Habitatschutz ist auch bei altem Bebauungsplan einzuhalten
Bei Projektentwicklungen auf Grundlage „alter“ Bebauungspläne muss die Einhaltung des Habitat- und Artenschutzes im Rahmen des Baugenehmigungsverfahrens nachgewiesen werden. (VGH Hessen, Beschluss vom 12. Mai 2021, Az. 3 B 370/21)
DER FALL
Rechtsanwalt Dr. Christian Giesecke von Lenz und Johlen.Bild: Lenz und Johlen
Die Baugenehmigung für ein großes Logistikzentrum wurde von Naturschutzverbänden beklagt. Für den Standort hatte die Gemeinde schon vor vielen Jahren einen Bebauungsplan für ein Gewerbegebiet aufgestellt. Er befindet sich in der Nähe europäischer Habitatschutzgebiete für Flora, Fauna und Vögel. Bei der Planaufstellung aber waren die Schutzgebiete noch nicht festgelegt. Im Bauantragsverfahren wurde eine sog. FFH-Vorprüfung (Fauna-Flora-Habitat) durchgeführt, die die Verträglichkeit des Projekts mit den Schutzgebieten prüft und sich auf das verfügbare Datenmaterial stützte. Den Eilantrag des Umweltverbands lehnte das VG ab.
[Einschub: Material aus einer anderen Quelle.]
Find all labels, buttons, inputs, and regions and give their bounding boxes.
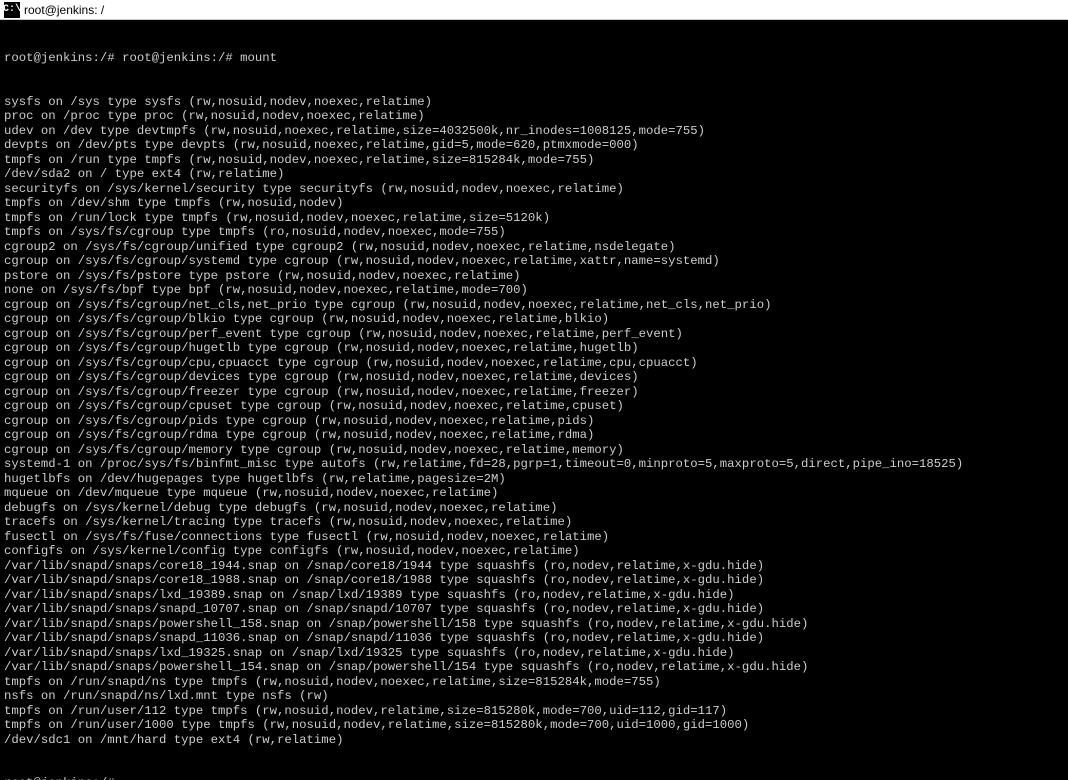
output-line: debugfs on /sys/kernel/debug type debugf… [4,501,1064,516]
output-line: /var/lib/snapd/snaps/snapd_11036.snap on… [4,631,1064,646]
output-line: cgroup on /sys/fs/cgroup/systemd type cg… [4,254,1064,269]
window-title: root@jenkins: / [24,3,104,17]
output-lines: sysfs on /sys type sysfs (rw,nosuid,node… [4,95,1064,748]
output-line: tmpfs on /dev/shm type tmpfs (rw,nosuid,… [4,196,1064,211]
output-line: /var/lib/snapd/snaps/powershell_158.snap… [4,617,1064,632]
output-line: /var/lib/snapd/snaps/core18_1988.snap on… [4,573,1064,588]
output-line: /dev/sdc1 on /mnt/hard type ext4 (rw,rel… [4,733,1064,748]
output-line: tmpfs on /sys/fs/cgroup type tmpfs (ro,n… [4,225,1064,240]
output-line: cgroup on /sys/fs/cgroup/cpuset type cgr… [4,399,1064,414]
output-line: tmpfs on /run/snapd/ns type tmpfs (rw,no… [4,675,1064,690]
output-line: hugetlbfs on /dev/hugepages type hugetlb… [4,472,1064,487]
output-line: /var/lib/snapd/snaps/snapd_10707.snap on… [4,602,1064,617]
terminal-output[interactable]: root@jenkins:/# root@jenkins:/# mount sy… [0,20,1068,780]
output-line: tmpfs on /run/lock type tmpfs (rw,nosuid… [4,211,1064,226]
output-line: tmpfs on /run type tmpfs (rw,nosuid,node… [4,153,1064,168]
output-line: tmpfs on /run/user/1000 type tmpfs (rw,n… [4,718,1064,733]
output-line: cgroup on /sys/fs/cgroup/hugetlb type cg… [4,341,1064,356]
output-line: systemd-1 on /proc/sys/fs/binfmt_misc ty… [4,457,1064,472]
output-line: nsfs on /run/snapd/ns/lxd.mnt type nsfs … [4,689,1064,704]
output-line: cgroup on /sys/fs/cgroup/net_cls,net_pri… [4,298,1064,313]
output-line: securityfs on /sys/kernel/security type … [4,182,1064,197]
output-line: cgroup on /sys/fs/cgroup/freezer type cg… [4,385,1064,400]
output-line: cgroup on /sys/fs/cgroup/rdma type cgrou… [4,428,1064,443]
prompt-line[interactable]: root@jenkins:/# [4,776,1064,780]
output-line: devpts on /dev/pts type devpts (rw,nosui… [4,138,1064,153]
terminal-window: C:\ root@jenkins: / root@jenkins:/# root… [0,0,1068,780]
output-line: cgroup on /sys/fs/cgroup/devices type cg… [4,370,1064,385]
output-line: tmpfs on /run/user/112 type tmpfs (rw,no… [4,704,1064,719]
output-line: /dev/sda2 on / type ext4 (rw,relatime) [4,167,1064,182]
output-line: udev on /dev type devtmpfs (rw,nosuid,no… [4,124,1064,139]
title-bar[interactable]: C:\ root@jenkins: / [0,0,1068,20]
output-line: proc on /proc type proc (rw,nosuid,nodev… [4,109,1064,124]
output-line: /var/lib/snapd/snaps/lxd_19389.snap on /… [4,588,1064,603]
output-line: mqueue on /dev/mqueue type mqueue (rw,no… [4,486,1064,501]
output-line: pstore on /sys/fs/pstore type pstore (rw… [4,269,1064,284]
output-line: none on /sys/fs/bpf type bpf (rw,nosuid,… [4,283,1064,298]
output-line: /var/lib/snapd/snaps/core18_1944.snap on… [4,559,1064,574]
output-line: configfs on /sys/kernel/config type conf… [4,544,1064,559]
output-line: tracefs on /sys/kernel/tracing type trac… [4,515,1064,530]
cmd-icon: C:\ [4,2,20,18]
output-line: /var/lib/snapd/snaps/powershell_154.snap… [4,660,1064,675]
output-line: fusectl on /sys/fs/fuse/connections type… [4,530,1064,545]
output-line: cgroup on /sys/fs/cgroup/perf_event type… [4,327,1064,342]
output-line: cgroup on /sys/fs/cgroup/blkio type cgro… [4,312,1064,327]
prompt-line: root@jenkins:/# root@jenkins:/# mount [4,51,1064,66]
output-line: /var/lib/snapd/snaps/lxd_19325.snap on /… [4,646,1064,661]
output-line: cgroup2 on /sys/fs/cgroup/unified type c… [4,240,1064,255]
output-line: sysfs on /sys type sysfs (rw,nosuid,node… [4,95,1064,110]
output-line: cgroup on /sys/fs/cgroup/memory type cgr… [4,443,1064,458]
output-line: cgroup on /sys/fs/cgroup/cpu,cpuacct typ… [4,356,1064,371]
output-line: cgroup on /sys/fs/cgroup/pids type cgrou… [4,414,1064,429]
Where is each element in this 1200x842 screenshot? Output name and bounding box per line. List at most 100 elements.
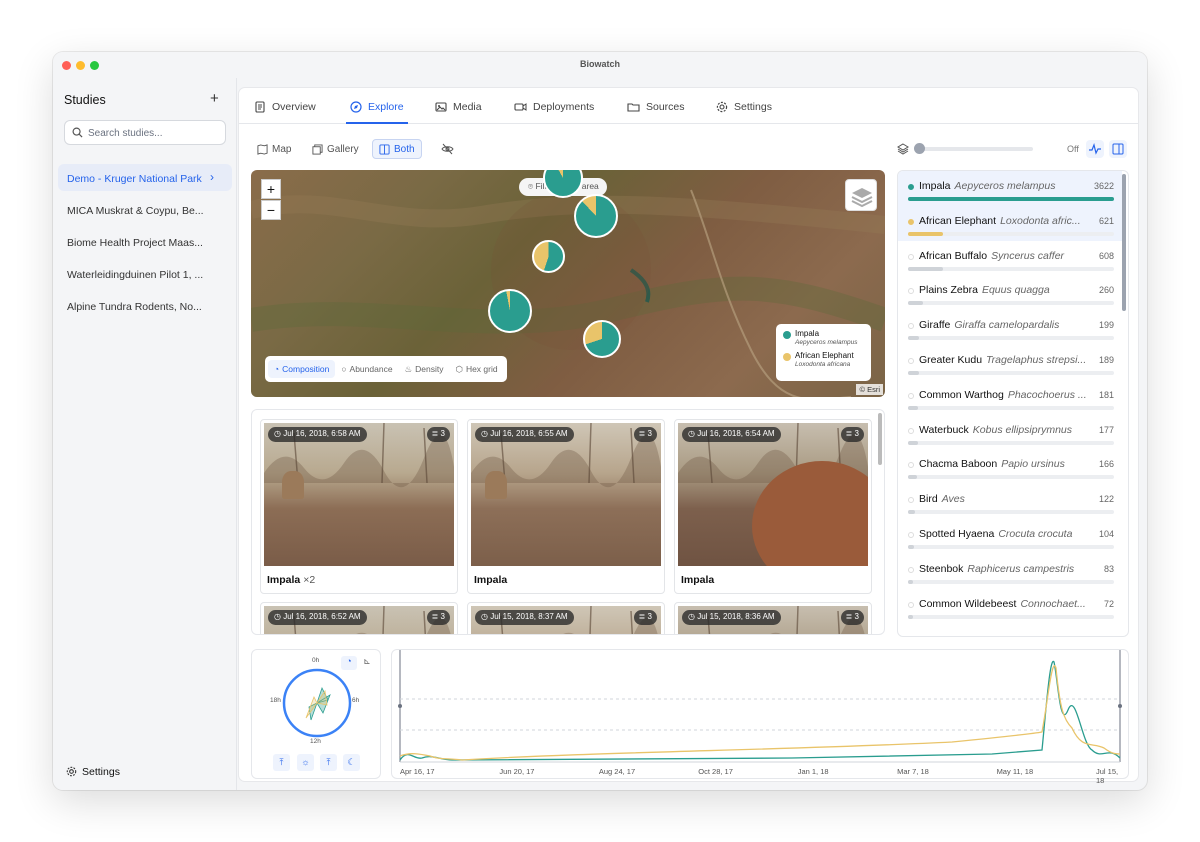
legend-item: African Elephant Loxodonta africana bbox=[783, 351, 865, 368]
activity-chart-toggle[interactable] bbox=[1086, 140, 1104, 158]
tab-label: Sources bbox=[646, 101, 685, 113]
mode-hexgrid-button[interactable]: ⬡ Hex grid bbox=[450, 360, 504, 379]
mode-composition-button[interactable]: ◔ Composition bbox=[268, 360, 336, 378]
animal-figure bbox=[282, 471, 304, 499]
sunrise-button[interactable]: ⤒ bbox=[273, 754, 290, 771]
study-item[interactable]: Demo - Kruger National Park › bbox=[58, 164, 232, 191]
media-thumbnail: ◷ Jul 15, 2018, 8:37 AM ≣ 3 bbox=[471, 606, 661, 634]
legend-swatch bbox=[783, 331, 791, 339]
study-item[interactable]: Alpine Tundra Rodents, No... bbox=[58, 292, 232, 319]
species-row[interactable]: African Buffalo Syncerus caffer 608 bbox=[898, 241, 1122, 276]
species-row[interactable]: Waterbuck Kobus ellipsiprymnus 177 bbox=[898, 415, 1122, 450]
tab-explore[interactable]: Explore bbox=[350, 101, 404, 113]
timeline-chart[interactable]: Apr 16, 17 Jun 20, 17 Aug 24, 17 Oct 28, 17… bbox=[391, 649, 1129, 785]
camera-icon bbox=[514, 103, 527, 111]
night-button[interactable]: ☾ bbox=[343, 754, 360, 771]
chart-icon: ⊾ bbox=[363, 656, 371, 666]
map-layers-button[interactable] bbox=[845, 179, 877, 211]
legend-latin: Aepyceros melampus bbox=[795, 338, 858, 346]
view-label: Both bbox=[394, 143, 415, 155]
study-item[interactable]: Biome Health Project Maas... bbox=[58, 228, 232, 255]
hide-button[interactable] bbox=[435, 139, 460, 159]
gallery-icon bbox=[312, 143, 323, 155]
mode-label: Abundance bbox=[349, 364, 393, 374]
tab-media[interactable]: Media bbox=[435, 101, 482, 113]
search-icon bbox=[72, 127, 83, 138]
tab-overview[interactable]: Overview bbox=[254, 101, 316, 113]
map-pie-marker[interactable] bbox=[532, 240, 565, 273]
abundance-bar-fill bbox=[908, 301, 923, 306]
view-gallery-button[interactable]: Gallery bbox=[306, 139, 365, 159]
stack-icon: ≣ bbox=[845, 429, 855, 438]
media-label: Impala bbox=[681, 574, 714, 586]
species-panel-toggle[interactable] bbox=[1109, 140, 1127, 158]
species-row[interactable]: Common Wildebeest Connochaet... 72 bbox=[898, 589, 1122, 624]
species-row[interactable]: Greater Kudu Tragelaphus strepsi... 189 bbox=[898, 345, 1122, 380]
zoom-out-button[interactable]: − bbox=[261, 200, 281, 220]
abundance-bar-fill bbox=[908, 231, 944, 236]
media-card[interactable]: ◷ Jul 16, 2018, 6:58 AM ≣ 3 Impala ×2 bbox=[260, 419, 458, 594]
slider-thumb[interactable] bbox=[914, 143, 925, 154]
tab-label: Media bbox=[453, 101, 482, 113]
study-item[interactable]: Waterleidingduinen Pilot 1, ... bbox=[58, 260, 232, 287]
species-name: African Elephant Loxodonta afric... bbox=[919, 215, 1089, 227]
species-name: Common Wildebeest Connochaet... bbox=[919, 598, 1089, 610]
species-dot bbox=[908, 288, 914, 295]
day-button[interactable]: ☼ bbox=[297, 754, 314, 771]
map-controls: Off bbox=[897, 139, 1127, 159]
map-view[interactable]: + − ⌾ Filter to this area ImpalaAepycero… bbox=[251, 170, 885, 397]
add-study-button[interactable]: + bbox=[210, 90, 219, 107]
clock-icon: ◷ bbox=[274, 429, 284, 438]
timestamp-badge: ◷ Jul 15, 2018, 8:37 AM bbox=[475, 610, 574, 625]
timestamp-text: Jul 16, 2018, 6:54 AM bbox=[697, 429, 775, 438]
latin-name: Connochaet... bbox=[1020, 597, 1086, 610]
legend-item: Impala Aepyceros melampus bbox=[783, 329, 865, 346]
gallery-scrollbar[interactable] bbox=[878, 413, 882, 465]
species-row[interactable]: Chacma Baboon Papio ursinus 166 bbox=[898, 449, 1122, 484]
mode-label: Hex grid bbox=[465, 364, 498, 374]
view-map-button[interactable]: Map bbox=[251, 139, 297, 159]
tab-settings[interactable]: Settings bbox=[716, 101, 772, 113]
clock-icon: ◔ bbox=[346, 656, 352, 666]
species-dot bbox=[908, 323, 914, 330]
media-card[interactable]: ◷ Jul 16, 2018, 6:54 AM ≣ 3 Impala bbox=[674, 419, 872, 594]
zoom-in-button[interactable]: + bbox=[261, 179, 281, 199]
line-chart-toggle[interactable]: ⊾ bbox=[359, 656, 375, 670]
species-row[interactable]: Plains Zebra Equus quagga 260 bbox=[898, 275, 1122, 310]
map-pie-marker[interactable] bbox=[574, 194, 618, 238]
opacity-slider[interactable] bbox=[914, 143, 1033, 154]
map-legend: Impala Aepyceros melampus African Elephan… bbox=[776, 324, 871, 381]
view-both-button[interactable]: Both bbox=[372, 139, 422, 159]
species-row[interactable]: Bird Aves 122 bbox=[898, 484, 1122, 519]
species-dot bbox=[908, 601, 914, 608]
tab-sources[interactable]: Sources bbox=[627, 101, 685, 113]
mode-abundance-button[interactable]: ○ Abundance bbox=[335, 360, 398, 378]
tab-deployments[interactable]: Deployments bbox=[514, 101, 594, 113]
chevron-right-icon: › bbox=[210, 170, 214, 184]
sunset-button[interactable]: ⤒ bbox=[320, 754, 337, 771]
media-card[interactable]: ◷ Jul 16, 2018, 6:55 AM ≣ 3 Impala bbox=[467, 419, 665, 594]
species-scrollbar[interactable] bbox=[1122, 174, 1126, 311]
sidebar-settings-button[interactable]: Settings bbox=[66, 766, 120, 778]
mode-density-button[interactable]: ♨ Density bbox=[399, 360, 450, 379]
study-search-input[interactable]: Search studies... bbox=[64, 120, 226, 145]
media-card[interactable]: ◷ Jul 16, 2018, 6:52 AM ≣ 3 bbox=[260, 602, 458, 634]
abundance-bar-fill bbox=[908, 266, 943, 271]
species-row[interactable]: Giraffe Giraffa camelopardalis 199 bbox=[898, 310, 1122, 345]
species-row[interactable]: Steenbok Raphicerus campestris 83 bbox=[898, 554, 1122, 589]
map-pie-marker[interactable] bbox=[583, 320, 621, 358]
media-card[interactable]: ◷ Jul 15, 2018, 8:36 AM ≣ 3 bbox=[674, 602, 872, 634]
species-row[interactable]: Impala Aepyceros melampus 3622 bbox=[898, 171, 1122, 206]
species-row[interactable]: Spotted Hyaena Crocuta crocuta 104 bbox=[898, 519, 1122, 554]
species-count: 3622 bbox=[1093, 181, 1114, 191]
species-row[interactable]: African Elephant Loxodonta afric... 621 bbox=[898, 205, 1122, 241]
species-name: Impala bbox=[474, 574, 508, 586]
map-pie-marker[interactable] bbox=[488, 289, 532, 333]
latin-name: Aves bbox=[941, 493, 965, 506]
study-item[interactable]: MICA Muskrat & Coypu, Be... bbox=[58, 196, 232, 223]
common-name: African Elephant bbox=[919, 214, 997, 227]
latin-name: Phacochoerus ... bbox=[1007, 388, 1087, 401]
species-name: Giraffe Giraffa camelopardalis bbox=[919, 319, 1089, 331]
media-card[interactable]: ◷ Jul 15, 2018, 8:37 AM ≣ 3 bbox=[467, 602, 665, 634]
species-row[interactable]: Common Warthog Phacochoerus ... 181 bbox=[898, 380, 1122, 415]
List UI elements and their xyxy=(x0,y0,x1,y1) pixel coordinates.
Der VGH gibt der Beschwerde statt und stoppt das Bauvorhaben vorläufig.
DIE FOLGEN
Der VGH Kassel verweist zunächst darauf, dass trotz der gesetzlichen Vorschrift des § 34 Abs. 8 BNatSchG im Baugenehmigungsverfahren die Einhaltung des Habitat- und Artenschutzes nachgewiesen werden muss. Zwar müssen die Vorgaben des Habitatschutzes nach dieser Regelung nicht auf einzelne Bauvorhaben angewendet werden, wenn für diesen Bereich ein Bebauungsplan aufgestellt wurde. Der VGH schränkt die Geltung der Vorschrift jedoch auf Bebauungspläne ein, die im Rahmen der Umweltprüfung die Vereinbarkeit mit dem Habitat- und Artenschutz untersucht und ggf. notwendige Festsetzungen getroffen haben. Im Hinblick auf die vorgelegten Untersuchungen genügt dem VGH eine abstrakte Worst-Case-Bewertung ohne Erfassung des konkreten Artenvorkommens der Schutzgebiete nicht. Es sei nicht gewährleistet, dass sämtliche Auswirkungen des Vorhabens auf den Habitatschutz berücksichtigt worden seien. Der VGH lehnt dieses Vorgehen nicht ab, sondern kritisiert die Plausibilität der dazu vorgelegten Unterlagen.
WAS IST ZU TUN?
Im Geltungsbereich älterer Bebauungspläne ist trotz der Gesetzeslage die Vereinbarkeit mit dem Habitat- und Artenschutz sorgfältig zu überprüfen. Die Vorschrift des § 34 Abs. 8 BNatSchG bietet in diesem Zusammenhang keine rechtliche Planungssicherheit. Die erforderlichen Vor- oder Verträglichkeitsprüfungen müssen erkennen lassen, dass alle Schutzzwecke und Erhaltungsziele der Gebiete untersucht wurden. Die Vorgehensweise nach dem theoretischen Worst-Case-Ansatz, d.h. unter Annahme des Bestands aller dort möglichen geschützten Arten, kann weiterhin im Blick behalten werden, birgt nach dieser Entscheidung jedoch Risiken. Sollte die zugrunde gelegte Datenlage nicht hinreichend und plausibel sein, kann dies zu einem relevanten Rechtsfehler führen. Zur Risikominimierung kann eine Kartierung des Gebiets dienen. Je nach betroffenen Arten ist ein Zeitraum von mehreren Monaten bis zu einem Jahr einzuplanen.